- Born: September 19, 1933 Albany, New York, U.S.
- Died: November 4, 2022 (aged 89)

= Alvin Segal =

American-Canadian businessman (1933–2022)

Alvin Cramer Segal (September 19, 1933 – November 4, 2022), previously Alvin Cramer, was an American-born Canadian businessman and philanthropist. He was chairman and chief executive officer of Peerless Clothing, a men's suit manufacturer.

==Early life==
Alvin Cramer was born in Albany, New York, as the son of George Cramer and Betty Pearson. He attended the Arnold Avenue School in Amsterdam, New York then School No. 16 in Albany, and next the Irving Prep School for Boys. His father had died when he was seven, and when he was fourteen his mother married Moe Segal and moved to Montreal. He passed grades nine and ten at Stanstead College, then entered grade eleven at the High School of Montreal, where he was joined by his sisters Connie and Harriet. At that time, his sisters changed their name from Cramer to Segal, his stepfather's name, but he continued to be known as Cramer until some years later. He did not graduate from high school, as he failed in French, which was a compulsory subject in Montreal.

==Career==
At age 18 he started a job on the shop floor of the Peerless Clothing company. He eventually rose to become company president and owner, and transformed the company into a major maker of men's suits for both Canadian and American markets.
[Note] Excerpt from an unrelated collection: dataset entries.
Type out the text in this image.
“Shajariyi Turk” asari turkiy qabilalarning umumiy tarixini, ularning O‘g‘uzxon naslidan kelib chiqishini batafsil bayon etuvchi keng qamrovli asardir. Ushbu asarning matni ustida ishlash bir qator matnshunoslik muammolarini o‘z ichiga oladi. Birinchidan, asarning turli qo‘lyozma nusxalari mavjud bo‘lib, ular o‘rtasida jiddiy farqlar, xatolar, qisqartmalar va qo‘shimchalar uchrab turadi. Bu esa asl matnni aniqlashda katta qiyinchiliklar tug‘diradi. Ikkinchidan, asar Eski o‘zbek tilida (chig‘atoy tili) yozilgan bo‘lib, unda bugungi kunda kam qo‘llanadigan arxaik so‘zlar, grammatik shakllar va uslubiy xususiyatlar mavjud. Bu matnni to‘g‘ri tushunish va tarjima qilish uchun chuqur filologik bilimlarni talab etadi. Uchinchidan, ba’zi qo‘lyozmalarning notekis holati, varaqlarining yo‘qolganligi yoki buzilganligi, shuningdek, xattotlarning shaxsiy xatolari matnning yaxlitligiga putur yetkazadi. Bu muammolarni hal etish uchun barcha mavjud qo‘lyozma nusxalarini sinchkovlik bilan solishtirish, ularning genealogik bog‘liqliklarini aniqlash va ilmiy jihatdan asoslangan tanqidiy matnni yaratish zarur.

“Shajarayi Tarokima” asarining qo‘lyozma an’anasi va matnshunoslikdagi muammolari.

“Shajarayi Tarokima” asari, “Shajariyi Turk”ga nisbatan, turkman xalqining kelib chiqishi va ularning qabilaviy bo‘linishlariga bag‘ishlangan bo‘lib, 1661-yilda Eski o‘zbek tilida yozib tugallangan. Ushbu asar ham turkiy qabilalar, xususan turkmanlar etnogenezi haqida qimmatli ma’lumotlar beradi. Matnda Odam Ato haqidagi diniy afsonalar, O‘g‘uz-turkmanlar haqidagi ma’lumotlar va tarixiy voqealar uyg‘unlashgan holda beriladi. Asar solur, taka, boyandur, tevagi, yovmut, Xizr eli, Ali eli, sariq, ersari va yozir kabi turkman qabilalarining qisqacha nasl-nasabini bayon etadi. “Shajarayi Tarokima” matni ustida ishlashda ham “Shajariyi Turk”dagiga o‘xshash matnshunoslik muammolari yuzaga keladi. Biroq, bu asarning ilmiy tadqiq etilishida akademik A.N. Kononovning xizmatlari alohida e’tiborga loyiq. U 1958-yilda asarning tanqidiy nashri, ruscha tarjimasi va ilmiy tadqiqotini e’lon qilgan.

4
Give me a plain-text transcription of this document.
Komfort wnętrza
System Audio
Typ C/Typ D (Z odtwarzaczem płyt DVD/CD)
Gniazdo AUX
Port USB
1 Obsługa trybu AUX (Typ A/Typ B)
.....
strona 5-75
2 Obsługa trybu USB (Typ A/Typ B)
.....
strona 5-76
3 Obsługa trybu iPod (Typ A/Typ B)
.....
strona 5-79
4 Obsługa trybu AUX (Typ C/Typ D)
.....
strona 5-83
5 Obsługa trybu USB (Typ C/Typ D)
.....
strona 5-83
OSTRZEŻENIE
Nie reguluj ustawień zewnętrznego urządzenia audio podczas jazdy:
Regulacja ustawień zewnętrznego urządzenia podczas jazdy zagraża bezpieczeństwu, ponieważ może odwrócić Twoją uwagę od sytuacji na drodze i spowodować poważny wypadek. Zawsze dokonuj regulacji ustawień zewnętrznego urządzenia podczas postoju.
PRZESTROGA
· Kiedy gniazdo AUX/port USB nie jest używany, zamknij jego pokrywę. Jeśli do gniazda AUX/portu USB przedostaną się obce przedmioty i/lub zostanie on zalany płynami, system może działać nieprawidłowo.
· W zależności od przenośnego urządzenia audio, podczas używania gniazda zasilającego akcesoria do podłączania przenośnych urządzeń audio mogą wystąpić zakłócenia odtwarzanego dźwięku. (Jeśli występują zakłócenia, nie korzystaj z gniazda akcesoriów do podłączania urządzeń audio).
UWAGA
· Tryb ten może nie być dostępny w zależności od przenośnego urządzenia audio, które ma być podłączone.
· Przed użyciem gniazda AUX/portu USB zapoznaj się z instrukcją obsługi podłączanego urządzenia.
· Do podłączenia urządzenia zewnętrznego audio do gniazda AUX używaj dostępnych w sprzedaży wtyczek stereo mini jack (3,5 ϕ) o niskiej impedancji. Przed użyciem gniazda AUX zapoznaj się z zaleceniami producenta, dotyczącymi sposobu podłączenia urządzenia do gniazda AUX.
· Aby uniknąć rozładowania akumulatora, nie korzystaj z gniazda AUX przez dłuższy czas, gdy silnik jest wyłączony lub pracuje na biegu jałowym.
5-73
==Personal life and death==
Segal died on November 4, 2022, at the age of 89.

==Honours==
In 2002, Segal was made a Member of the Order of Canada in recognition for being "a visionary entrepreneur" and an "outstanding spokesperson and leader for the apparel industry in Canada". In 2010, he was promoted to Officer of the Order of Canada for having "set an example of corporate philanthropy". In 2011, he was made an Officer of the National Order of Quebec. He also received a Doctor Honoris Causa of Hebrew University (2015).